The Rev. William Brisotti, Our Lady of the Miraculous Medal, Wyandanch:

If you look to the Old Testament, there is Scripture (Romans 12:19) that says, "Dearly beloved, avenge not yourselves, but rather give place unto wrath: for it is written, Vengeance is mine; I will repay, saith the Lord." But, in the New Testament it shows that he also is all-merciful. As Jesus says to St. Peter when Peter wants to pick up a sword to defend him (Matthew 26:52), "Then said Jesus unto him, 'Put up again thy sword into his place: for all they that take the sword shall perish with the sword.' " When asked how many times one must forgive, "Jesus saith unto him, 'I say not unto thee, Until seven times: but, Until seventy times seven' " (Matthew 18:22), or an infinite number of times. Vengeance should not be part of the life of followers of the Judeo-Christian Bible.
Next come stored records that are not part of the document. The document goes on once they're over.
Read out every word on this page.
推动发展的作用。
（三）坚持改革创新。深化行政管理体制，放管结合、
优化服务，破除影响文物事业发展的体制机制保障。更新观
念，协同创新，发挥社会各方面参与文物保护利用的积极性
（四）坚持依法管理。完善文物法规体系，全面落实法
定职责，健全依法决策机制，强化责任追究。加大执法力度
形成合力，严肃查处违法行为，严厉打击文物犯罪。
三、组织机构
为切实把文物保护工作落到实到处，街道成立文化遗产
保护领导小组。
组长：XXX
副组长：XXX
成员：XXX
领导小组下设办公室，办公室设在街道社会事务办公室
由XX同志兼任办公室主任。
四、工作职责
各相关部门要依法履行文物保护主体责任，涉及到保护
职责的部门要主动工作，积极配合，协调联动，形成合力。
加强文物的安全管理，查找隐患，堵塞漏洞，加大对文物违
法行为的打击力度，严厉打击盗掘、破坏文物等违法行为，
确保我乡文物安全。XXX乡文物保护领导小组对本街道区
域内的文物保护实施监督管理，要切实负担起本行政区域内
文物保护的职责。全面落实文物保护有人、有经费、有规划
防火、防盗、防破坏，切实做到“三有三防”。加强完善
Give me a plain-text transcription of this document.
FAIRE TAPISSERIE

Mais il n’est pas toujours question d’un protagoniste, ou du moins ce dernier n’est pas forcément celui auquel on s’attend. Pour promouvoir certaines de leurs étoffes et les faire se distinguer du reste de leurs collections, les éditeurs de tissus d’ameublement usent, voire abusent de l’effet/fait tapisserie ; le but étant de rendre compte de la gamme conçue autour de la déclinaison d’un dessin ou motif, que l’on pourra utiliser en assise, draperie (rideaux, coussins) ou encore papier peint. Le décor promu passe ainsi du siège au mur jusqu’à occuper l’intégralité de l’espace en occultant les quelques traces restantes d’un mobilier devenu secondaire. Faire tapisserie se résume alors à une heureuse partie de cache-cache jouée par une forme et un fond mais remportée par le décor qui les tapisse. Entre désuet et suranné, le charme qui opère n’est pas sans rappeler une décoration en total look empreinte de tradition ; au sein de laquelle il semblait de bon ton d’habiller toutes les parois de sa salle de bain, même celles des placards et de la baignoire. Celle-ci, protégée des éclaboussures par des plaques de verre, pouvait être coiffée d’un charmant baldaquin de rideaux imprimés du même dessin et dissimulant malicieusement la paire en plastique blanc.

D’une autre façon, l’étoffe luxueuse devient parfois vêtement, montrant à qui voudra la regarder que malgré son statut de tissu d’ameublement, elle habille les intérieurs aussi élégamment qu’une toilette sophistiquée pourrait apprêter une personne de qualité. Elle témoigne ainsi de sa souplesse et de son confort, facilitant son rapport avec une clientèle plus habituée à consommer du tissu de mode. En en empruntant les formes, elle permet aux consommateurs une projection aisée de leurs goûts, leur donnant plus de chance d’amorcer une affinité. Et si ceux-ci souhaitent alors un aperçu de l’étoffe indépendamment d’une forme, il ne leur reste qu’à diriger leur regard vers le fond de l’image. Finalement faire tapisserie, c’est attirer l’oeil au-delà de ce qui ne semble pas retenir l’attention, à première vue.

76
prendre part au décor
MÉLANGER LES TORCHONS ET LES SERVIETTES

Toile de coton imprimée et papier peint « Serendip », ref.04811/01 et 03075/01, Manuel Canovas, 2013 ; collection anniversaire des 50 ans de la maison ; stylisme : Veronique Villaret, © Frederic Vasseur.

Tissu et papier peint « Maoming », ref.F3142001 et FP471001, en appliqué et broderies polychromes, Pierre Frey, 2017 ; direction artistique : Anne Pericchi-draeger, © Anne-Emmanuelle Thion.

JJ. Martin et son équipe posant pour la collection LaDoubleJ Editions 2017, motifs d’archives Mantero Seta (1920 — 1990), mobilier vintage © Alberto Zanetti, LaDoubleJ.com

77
We are a world where the nation with the most guns has the most say. But, physical strength is not the measure of human strength. Those are the things we learn from the teaching of Jesus. Battle stories are in the Old Testament, but none in the New Testament. If we read the Scriptures from the point of view of St. Francis of Assisi, he was someone who rejected violence, wealth and power. If you read the Bible from the point of view of pacifism, you will find nothing in the teachings of Jesus about fighting back. We should fight evil with good.